THE GENERATION OF INTERMEDIATE COMPOSITION MAGMAS IN A BIMODAL SETTING: EVIDENCE FROM THE SANTA ROSA-CALICO VOLCANIC FIELD, NEVADA

Volcanic fields associated with the Yellowstone-Newberry mantle upwelling (e.g., McDermitt through Yellowstone) are characterized by dominantly bimodal basalt-rhyolite volcanism. In contrast, intermediate eruptive products are common throughout the volcanic assemblage of the mid-Miocene Santa Rosa-Calico volcanic field (SC) of north-central NV. Tholeiitic basalt and subalkaline rhyolitic lava flows, domes, and shallow intrusive bodies that characterize the other Yellowstone-Snake River Plain volcanic systems also crop out throughout the SC. Commencing at ~16.4 Ma, SC mafic volcanism was present over at least an ~2 Ma duration.
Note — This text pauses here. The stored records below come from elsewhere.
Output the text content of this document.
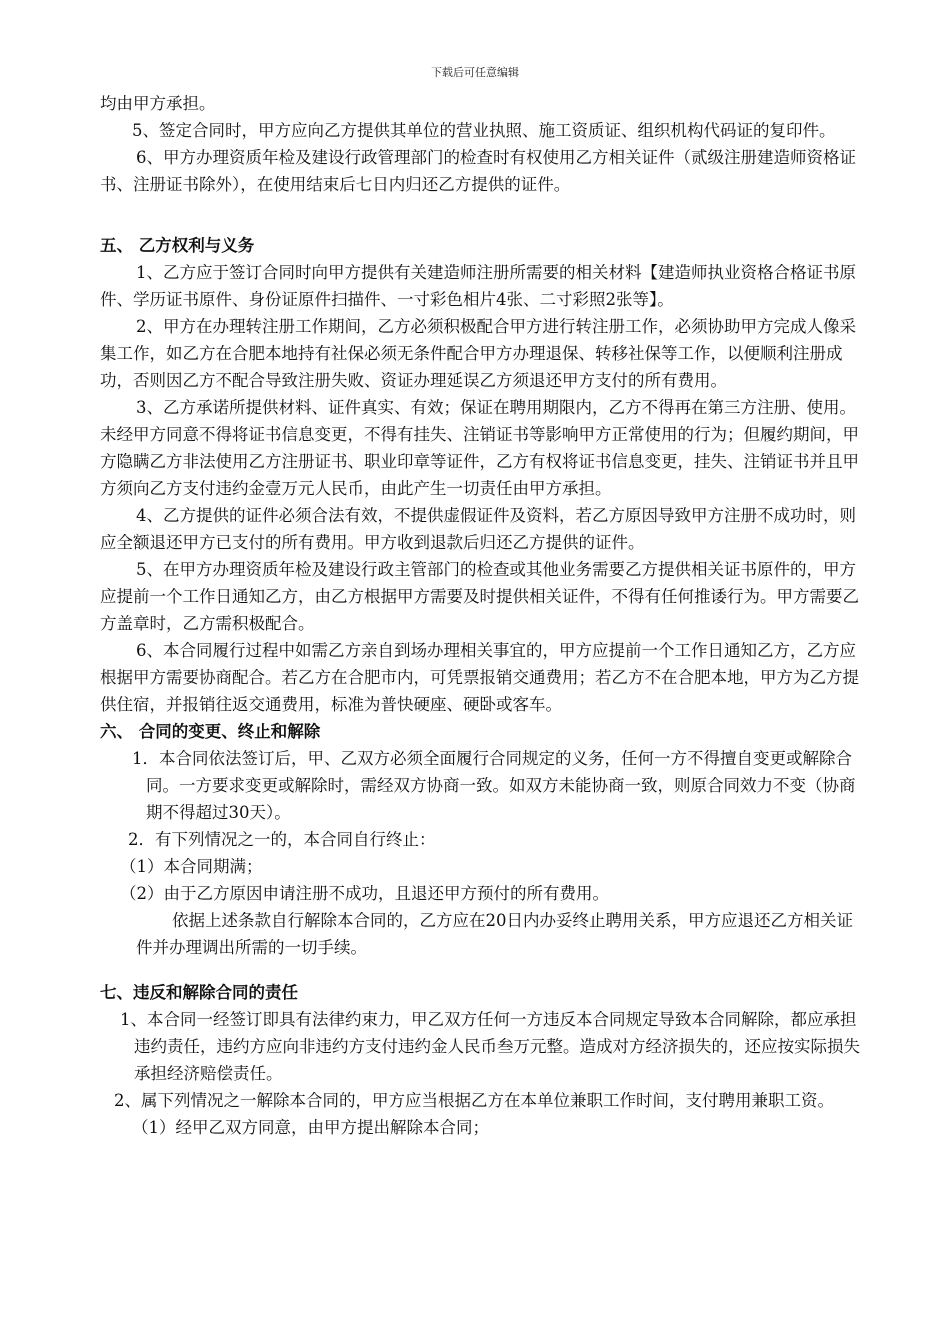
下载后可任意编辑

均由甲方承担。

5、签定合同时，甲方应向乙方提供其单位的营业执照、施工资质证、组织机构代码证的复印件。

6、甲方办理资质年检及建设行政管理部门的检查时有权使用乙方相关证件（贰级注册建造师资格证书、注册证书除外），在使用结束后七日内归还乙方提供的证件。

五、 乙方权利与义务

1、乙方应于签订合同时向甲方提供有关建造师注册所需要的相关材料【建造师执业资格合格证书原件、学历证书原件、身份证原件扫描件、一寸彩色相片4张、二寸彩照2张等】。

2、甲方在办理转注册工作期间，乙方必须积极配合甲方进行转注册工作，必须协助甲方完成人像采集工作，如乙方在合肥本地持有社保必须无条件配合甲方办理退保、转移社保等工作，以便顺利注册成功，否则因乙方不配合导致注册失败、资证办理延误乙方须退还甲方支付的所有费用。

3、乙方承诺所提供材料、证件真实、有效；保证在聘用期限内，乙方不得再在第三方注册、使用。未经甲方同意不得将证书信息变更，不得有挂失、注销证书等影响甲方正常使用的行为；但履约期间，甲方隐瞒乙方非法使用乙方注册证书、职业印章等证件，乙方有权将证书信息变更，挂失、注销证书并且甲方须向乙方支付违约金壹万元人民币，由此产生一切责任由甲方承担。

4、乙方提供的证件必须合法有效，不提供虚假证件及资料，若乙方原因导致甲方注册不成功时，则应全额退还甲方已支付的所有费用。甲方收到退款后归还乙方提供的证件。

5、在甲方办理资质年检及建设行政主管部门的检查或其他业务需要乙方提供相关证书原件的，甲方应提前一个工作日通知乙方，由乙方根据甲方需要及时提供相关证件，不得有任何推诿行为。甲方需要乙方盖章时，乙方需积极配合。

6、本合同履行过程中如需乙方亲自到场办理相关事宜的，甲方应提前一个工作日通知乙方，乙方应根据甲方需要协商配合。若乙方在合肥市内，可凭票报销交通费用；若乙方不在合肥本地，甲方为乙方提供住宿，并报销往返交通费用，标准为普快硬座、硬卧或客车。

六、 合同的变更、终止和解除

1．本合同依法签订后，甲、乙双方必须全面履行合同规定的义务，任何一方不得擅自变更或解除合同。一方要求变更或解除时，需经双方协商一致。如双方未能协商一致，则原合同效力不变（协商期不得超过30天）。

2．有下列情况之一的，本合同自行终止：

（1）本合同期满；

（2）由于乙方原因申请注册不成功，且退还甲方预付的所有费用。

依据上述条款自行解除本合同的，乙方应在20日内办妥终止聘用关系，甲方应退还乙方相关证件并办理调出所需的一切手续。

七、违反和解除合同的责任

1、本合同一经签订即具有法律约束力，甲乙双方任何一方违反本合同规定导致本合同解除，都应承担违约责任，违约方应向非违约方支付违约金人民币叁万元整。造成对方经济损失的，还应按实际损失承担经济赔偿责任。

2、属下列情况之一解除本合同的，甲方应当根据乙方在本单位兼职工作时间，支付聘用兼职工资。

（1）经甲乙双方同意，由甲方提出解除本合同；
The continuous availability of mafic magma, coupled with coeval lithospheric rifting, was important in the generation and eruption of SC intermediate lavas. Geochemical data from a representative suite of SC intermediate eruptive materials define three broad groups: high-Si andesite (AA), dacite (D), and rhyodacite (RD). AA and D lavas from the central and eastern SC exhibit geographically controlled major and trace element characteristics confirming field observations that indicate that these lavas were erupted from multiple loci throughout the SC. RD lavas from the northern and southern SC are chemically similar, but field information again indicates that these lavas were erupted from different locations. Initial Sr isotopic data from AA and D lavas range from 0.7042 to 0.7056, values overlapping with and more radiogenic than those of SC basalt and basaltic andesite lavas (0.7035 to 0.7045). These data, coupled with the extensive disequilibrium textures observed within the AA and D lavas, suggest that magma mixing/AFC has played an important role in their genesis. Regionally upwelling Steens Basalt magma may have interacted with local Mesozoic crust (initial Sr=0.7040 to >0.7065) and crustal melts (SC high-Si rhyolitic magmas) while undergoing differentiation, leading to the generation of intermediate SC magmas. The presence of contemporaneous extensional tectonism facilitates these open system processes and enables tapping of magma chambers at various stages of differentiation. This tectonic regime also provides for establishment of multiple crustal magma chambers and a concentration of SC eruptive loci along the margins of the volcanic field.